Assembly of the wings is a straightforward matter and the engineering of the kit provides a solid and firm way to attach the wings to the fuselage at the proper angle. Great work there! The only surprise was that the ailerons and flaps had gaps of about 1 mm between them. I am not sure if the real airplane would have had those gaps (about 2-in in the real plane) in place.
Attaching the air intakes to the fuselage side/wingroot took me a bit of effort. I had to thin a few parts to make them fit in the slots and then I had to do some very minor filling between the air intake and the wing root. Nothing really difficult, just take a few minutes with a file and you will be fine.
The wing pylons (for the drop tanks) have a gap that needs some plastic shim and some filler. That is really the only area of the kit where the fit was bad. Luckily it is in the lower sides of the wings, therefore in a difficult to see area and the colorful drop tanks distract the eye away from the filled and sanded area.
Construction was moving fast to the painting stage and at that point you had to choose among 7 (seven!) different finishing options. All of them are very attractive, so I had a hard time choosing which one to use. I finally decided to go with West Germany in a Natural Metal Finishes with red tail and yellow nose/wingtips and yellow/turquoise drop tanks.

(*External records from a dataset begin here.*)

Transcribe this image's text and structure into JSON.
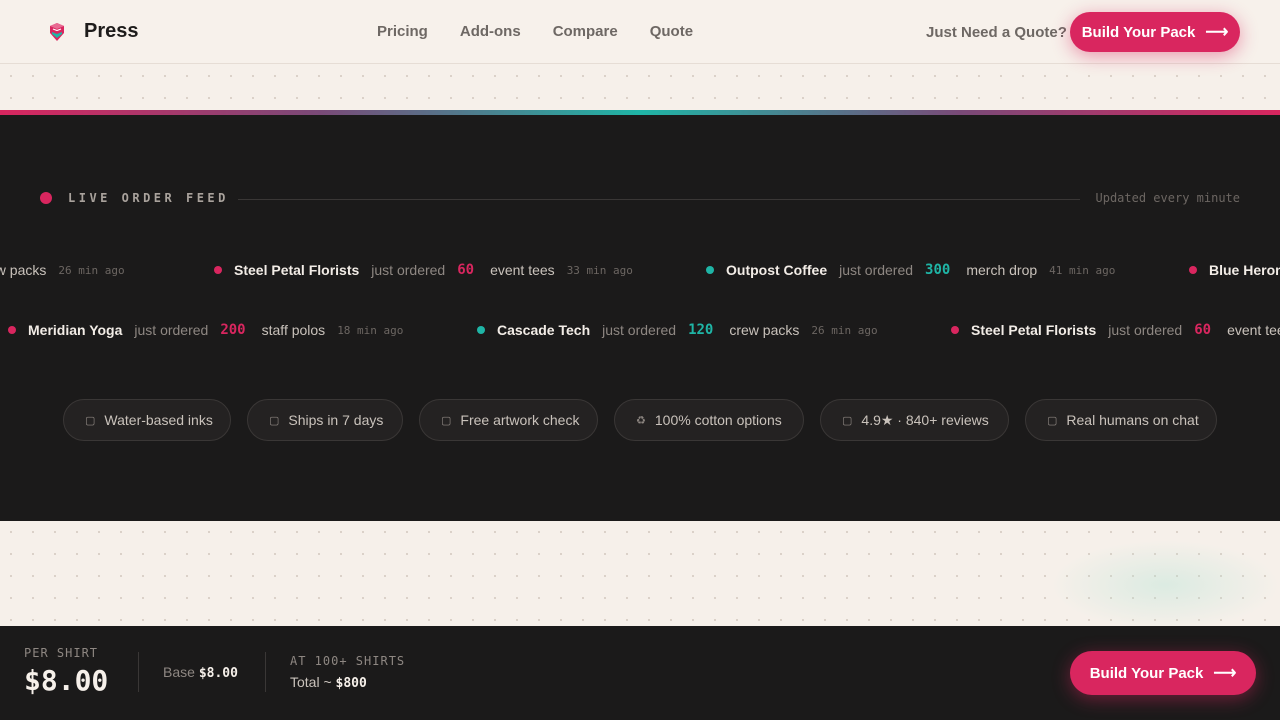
{
  "header": {
    "brand": "Press",
    "nav": [
      "Pricing",
      "Add-ons",
      "Compare",
      "Quote"
    ],
    "quote_link": "Just Need a Quote?",
    "cta_label": "Build Your Pack",
    "cta_icon": "arrow-right-icon"
  },
  "feed": {
    "title": "LIVE ORDER FEED",
    "updated": "Updated every minute",
    "verb": "just ordered",
    "row1": [
      {
        "company": "",
        "qty": "",
        "product": "ew packs",
        "time": "26 min ago",
        "color": "#1fb5a6"
      },
      {
        "company": "Steel Petal Florists",
        "qty": "60",
        "product": "event tees",
        "time": "33 min ago",
        "color": "#d9265f"
      },
      {
        "company": "Outpost Coffee",
        "qty": "300",
        "product": "merch drop",
        "time": "41 min ago",
        "color": "#1fb5a6"
      },
      {
        "company": "Blue Heron",
        "qty": "",
        "product": "",
        "time": "",
        "color": "#d9265f"
      }
    ],
    "row2": [
      {
        "company": "Meridian Yoga",
        "qty": "200",
        "product": "staff polos",
        "time": "18 min ago",
        "color": "#d9265f"
      },
      {
        "company": "Cascade Tech",
        "qty": "120",
        "product": "crew packs",
        "time": "26 min ago",
        "color": "#1fb5a6"
      },
      {
        "company": "Steel Petal Florists",
        "qty": "60",
        "product": "event tee",
        "time": "",
        "color": "#d9265f"
      }
    ]
  },
  "badges": [
    {
      "icon": "drop-icon",
      "label": "Water-based inks"
    },
    {
      "icon": "truck-icon",
      "label": "Ships in 7 days"
    },
    {
      "icon": "check-icon",
      "label": "Free artwork check"
    },
    {
      "icon": "recycle-icon",
      "label": "100% cotton options"
    },
    {
      "icon": "star-icon",
      "label": "4.9★ · 840+ reviews"
    },
    {
      "icon": "chat-icon",
      "label": "Real humans on chat"
    }
  ],
  "footer": {
    "per_label": "PER SHIRT",
    "price": "$8.00",
    "base_label": "Base",
    "base_value": "$8.00",
    "at_label": "AT 100+ SHIRTS",
    "total_label": "Total ~",
    "total_value": "$800",
    "cta_label": "Build Your Pack"
  },
  "colors": {
    "accent": "#d9265f",
    "teal": "#1fb5a6",
    "dark": "#1b1a1a",
    "cream": "#f6f0ea"
  }
}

Natural Metal Finishes are difficult to execute right and let me tell you, this kit helps you a lot by providing you with good fit and a smooth surface. Note: It might not be smooth enough for a super-shiny model. But it is good enough for a model with a weathered aluminum look, as the one I wanted to get.

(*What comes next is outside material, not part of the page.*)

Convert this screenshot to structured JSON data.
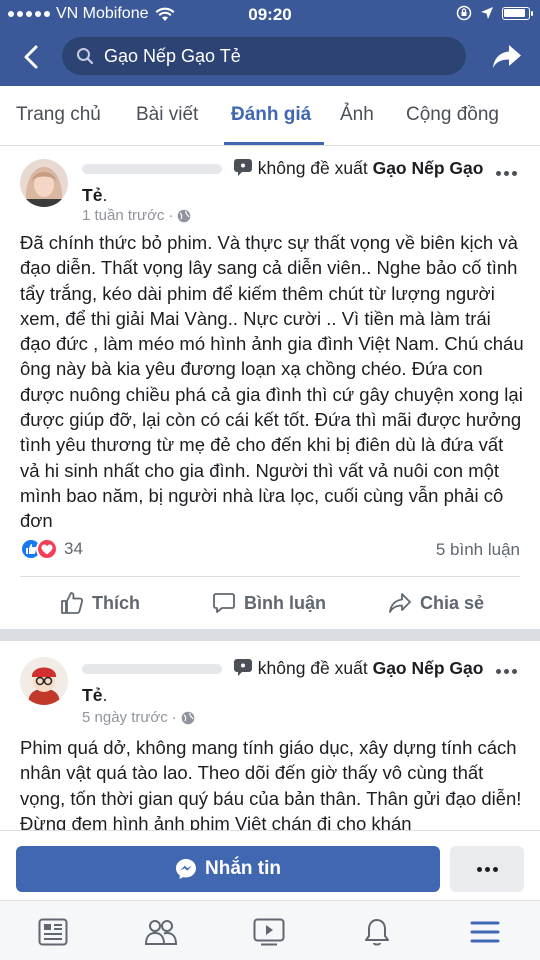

The other thing the manufacturer does for you is to have the connecting points of the sprue to be in the matting/gluing areas of the parts, meaning you will have virtually no surface damage at all in your kit, making an NMF finish to be easier to execute. I painted a few areas black and then I applied chrome silver all over the model. The contrast between panels is hard to see, probably because of the red tail and green antiglare panel overcomes the subtle difference between the metal shades. Next time I will go a bit lighter on the chrome silver paint.
Given that I used glossy paints, I decided to apply the decals directly on top of the cured glossy paint. They behaved OK, but they tended to stick to the first area of the kit where they were laid. Make sure you have plenty of water to float them in the proper spot. They did conform to all recessed panel lines and followed the contours of the airplane.

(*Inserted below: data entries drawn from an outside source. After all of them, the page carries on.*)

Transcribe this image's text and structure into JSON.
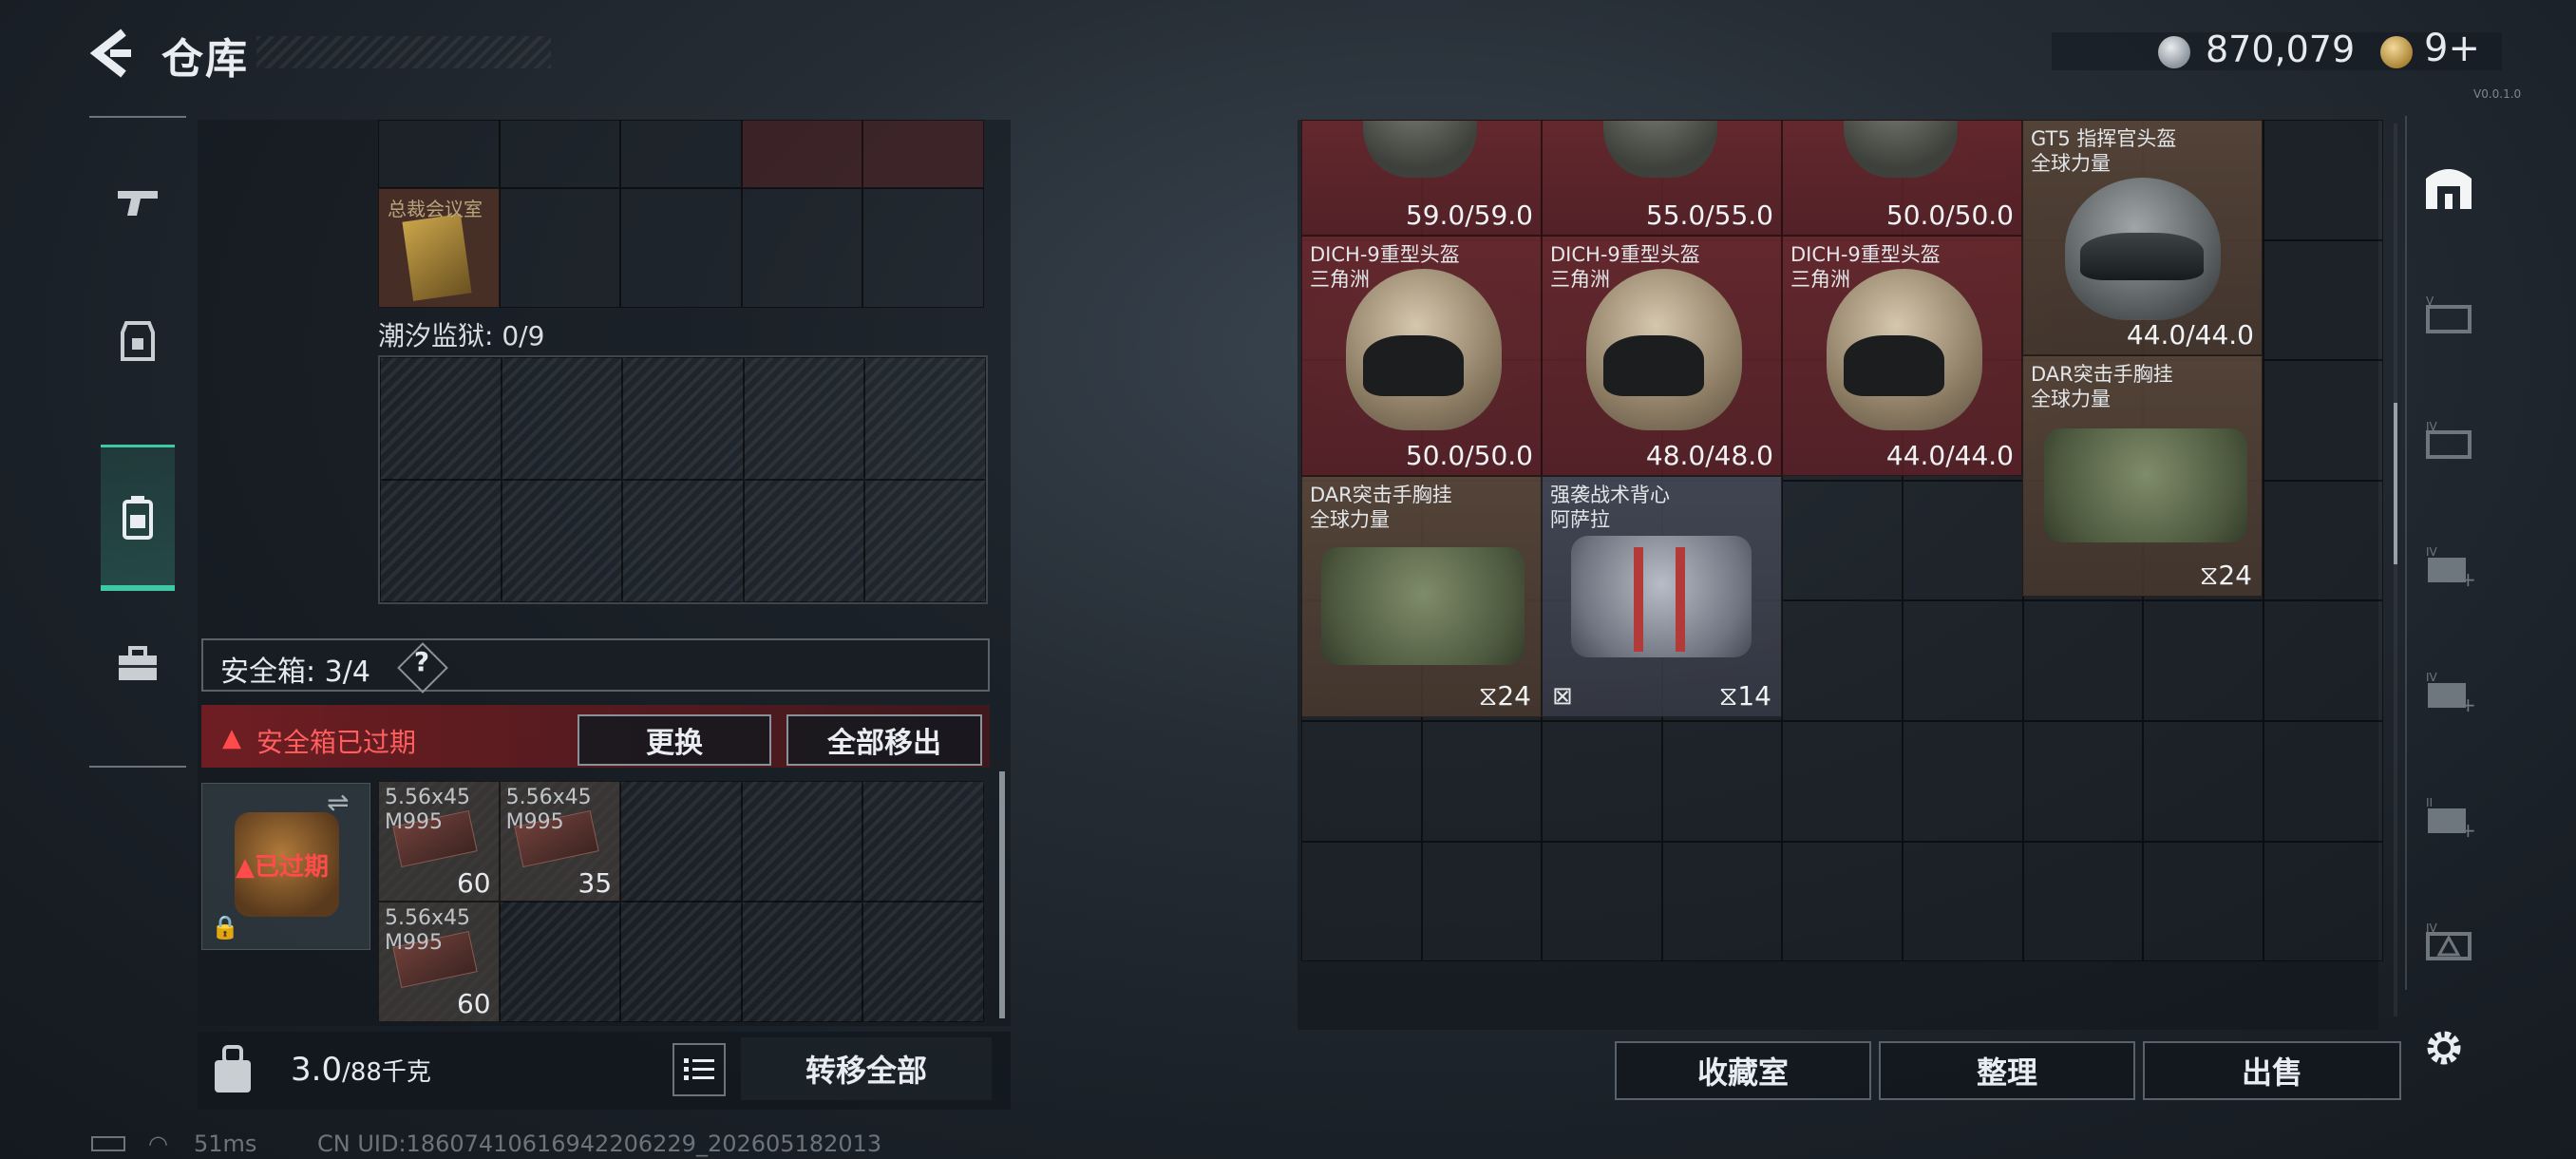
{
  "header": {
    "title": "仓库",
    "coins": "870,079",
    "tokens": "9+",
    "version": "V0.0.1.0"
  },
  "left_panel": {
    "stash_room_label": "总裁会议室",
    "tide_prison_label": "潮汐监狱: 0/9",
    "safebox_label": "安全箱: 3/4",
    "help_mark": "?",
    "expired_warning": "安全箱已过期",
    "replace_button": "更换",
    "move_all_button": "全部移出",
    "safebox_status": "已过期",
    "ammo": [
      {
        "name": "5.56x45\nM995",
        "count": "60"
      },
      {
        "name": "5.56x45\nM995",
        "count": "35"
      },
      {
        "name": "5.56x45\nM995",
        "count": "60"
      }
    ]
  },
  "bottom_left": {
    "weight_value": "3.0",
    "weight_capacity": "/88千克",
    "transfer_all_button": "转移全部"
  },
  "status_bar": {
    "ping": "51ms",
    "uid": "CN UID:18607410616942206229_202605182013"
  },
  "items": {
    "top_row": [
      {
        "durability": "59.0/59.0"
      },
      {
        "durability": "55.0/55.0"
      },
      {
        "durability": "50.0/50.0"
      }
    ],
    "gt5": {
      "name": "GT5 指挥官头盔",
      "origin": "全球力量",
      "durability": "44.0/44.0"
    },
    "dich": [
      {
        "name": "DICH-9重型头盔",
        "origin": "三角洲",
        "durability": "50.0/50.0"
      },
      {
        "name": "DICH-9重型头盔",
        "origin": "三角洲",
        "durability": "48.0/48.0"
      },
      {
        "name": "DICH-9重型头盔",
        "origin": "三角洲",
        "durability": "44.0/44.0"
      }
    ],
    "dar_right": {
      "name": "DAR突击手胸挂",
      "origin": "全球力量",
      "count": "24"
    },
    "dar_left": {
      "name": "DAR突击手胸挂",
      "origin": "全球力量",
      "count": "24"
    },
    "vest": {
      "name": "强袭战术背心",
      "origin": "阿萨拉",
      "count": "14"
    }
  },
  "bottom_right": {
    "collection_button": "收藏室",
    "arrange_button": "整理",
    "sell_button": "出售"
  },
  "colors": {
    "accent_teal": "#3ec9a4",
    "expired_red": "#ff4b4b",
    "item_red": "#6e282d",
    "item_brown": "#5c483a"
  }
}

After a coat of Future (to seal the decals) I applied an acrylic wash to bring up all that nice panel line detail and I was in the home stretch.
The landing gear, the landing gear covers and the drop tanks presented no surprises and all of them have positive location pins. The only thing was that the fit between the wheel hubs and the tires (molded separately making painting a breeze) is super tight. Make sure you sand and test fit the part before you paint them (or you might end up scratching your paint job in the wheel hubs as I did and I had to re-spray them)
Finally I applied a flat coat overall, to tone down the bright silver finish and get a nice weathered aluminum color.
In summary: This kit has an overall good fit (the air intakes needed a bit of work, the wing pylons did need some more important work), the clear part are excellent and you are offered with 7 marking options plus a display base. On the cons side, I was not able to properly fit the fan trunk and the camera mounts were a bit challenging, as no positive alignment pins were provided.
I welcome TanModels to the hobby market and perhaps the best compliment I can make on their first kit is that I am looking forward to build subsequent models they will release.
I would highly recommend this kit to the modeler that has a few kits under his/her belt.
I want to thank TanModels and IPMS/USA for the review sample.